Comunicación

Cartif colaborará en la reparación del reloj de la Universidad de Valladolid

05 abril 2011
El reloj en su ubicación original El reloj en su ubicación original

Las reparaciones que necesita se realizarán en las instalaciones de Cartif.

Durante los próximos dos años, el reloj histórico de la Universidad de Valladolid será restaurado en Boecillo. El personal y las instalaciones de Cartif estarán a disposición del profesor de Ingeniería de Sistemas y Automática, Ramiro Merino, que será el encargado de dirigir las reformas. Tras el análisis preliminar, parece que a la maquinaria le faltan dos piezas: un piñón de montado de pesas y una corona dentada de transmisión de movimiento de sombrería, que habrá que reconstruir. Posteriormente, y si no surgen otros imprevistos, se realizará un proceso de decapado queímico para limpiar y tratar las superficies con el fin de protegerlo de la oxidación. La parte final del ajuste incluirá la automatización del mecanismo. El objetivo es que, tras un cuidadoso arreglo, la maquinaria funcione como fue concebida, sin lesionar elementos antiguos.

El reloj, fabricado en Morez (Francia), estuvo en funcionamiento más de un siglo, en concreto 111 años, y después se estropeó. Desde 1859 hasta 1970 estuvo ubicado en la torre situada entre la calle Librería y la plaza de la Universidad, pero tras fallar, fue desmontado y llevado a un almacén de la UVA. Unas reformas en el edificio de la Universidad donde se hospedaba le apartaron al cobijo de un tejado, del que sólo salió en 1996 para lucir en el Palacio de Pimentel como reliquia, con motivo del cuarto centenario del nacimiento de la ciudad.

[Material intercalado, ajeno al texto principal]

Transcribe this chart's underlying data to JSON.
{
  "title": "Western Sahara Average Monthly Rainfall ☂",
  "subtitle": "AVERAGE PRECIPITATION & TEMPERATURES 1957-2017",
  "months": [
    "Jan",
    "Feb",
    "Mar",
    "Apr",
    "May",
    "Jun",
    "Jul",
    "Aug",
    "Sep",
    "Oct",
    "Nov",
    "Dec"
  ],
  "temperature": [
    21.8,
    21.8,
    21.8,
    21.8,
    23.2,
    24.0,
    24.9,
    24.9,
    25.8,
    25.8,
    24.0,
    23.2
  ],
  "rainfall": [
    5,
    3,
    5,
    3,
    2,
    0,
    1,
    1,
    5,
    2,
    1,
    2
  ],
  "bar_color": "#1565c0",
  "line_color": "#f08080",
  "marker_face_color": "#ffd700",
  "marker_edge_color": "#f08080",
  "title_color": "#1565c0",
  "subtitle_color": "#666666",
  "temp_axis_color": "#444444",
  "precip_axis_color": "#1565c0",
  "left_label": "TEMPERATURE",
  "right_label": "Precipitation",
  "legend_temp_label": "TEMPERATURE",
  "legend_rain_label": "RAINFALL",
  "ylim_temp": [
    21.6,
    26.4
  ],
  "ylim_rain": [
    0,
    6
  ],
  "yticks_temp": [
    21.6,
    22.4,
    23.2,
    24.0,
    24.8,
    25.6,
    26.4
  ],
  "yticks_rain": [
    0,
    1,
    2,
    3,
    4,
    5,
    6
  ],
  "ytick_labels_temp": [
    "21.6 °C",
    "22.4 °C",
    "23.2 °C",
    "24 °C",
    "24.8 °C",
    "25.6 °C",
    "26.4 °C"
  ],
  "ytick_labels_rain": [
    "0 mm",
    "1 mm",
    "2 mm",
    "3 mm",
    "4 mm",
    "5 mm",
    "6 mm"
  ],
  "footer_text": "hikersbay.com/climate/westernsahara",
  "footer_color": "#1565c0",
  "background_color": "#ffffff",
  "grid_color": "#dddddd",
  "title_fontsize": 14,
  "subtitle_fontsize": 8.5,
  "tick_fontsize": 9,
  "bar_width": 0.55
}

Aunque aún no se ha decidido cuál será su nueva morada, la Universidad de Valladolid cree que el museo de la institución, en el Palacio de Santa Cruz, será un buen sitio para que el público pueda contemplar el tosco reloj, según confirmó el vicerrector de Investigación y Política Científica, José Manuel López.

Antes, deberá pasar dos años en manos de los especialistas que se encargarán de su acondicionamiento. La Fundación Cartif se hará carga del coste de las piezas, mientras que el profesor Merino trabajará de manera desinteresada.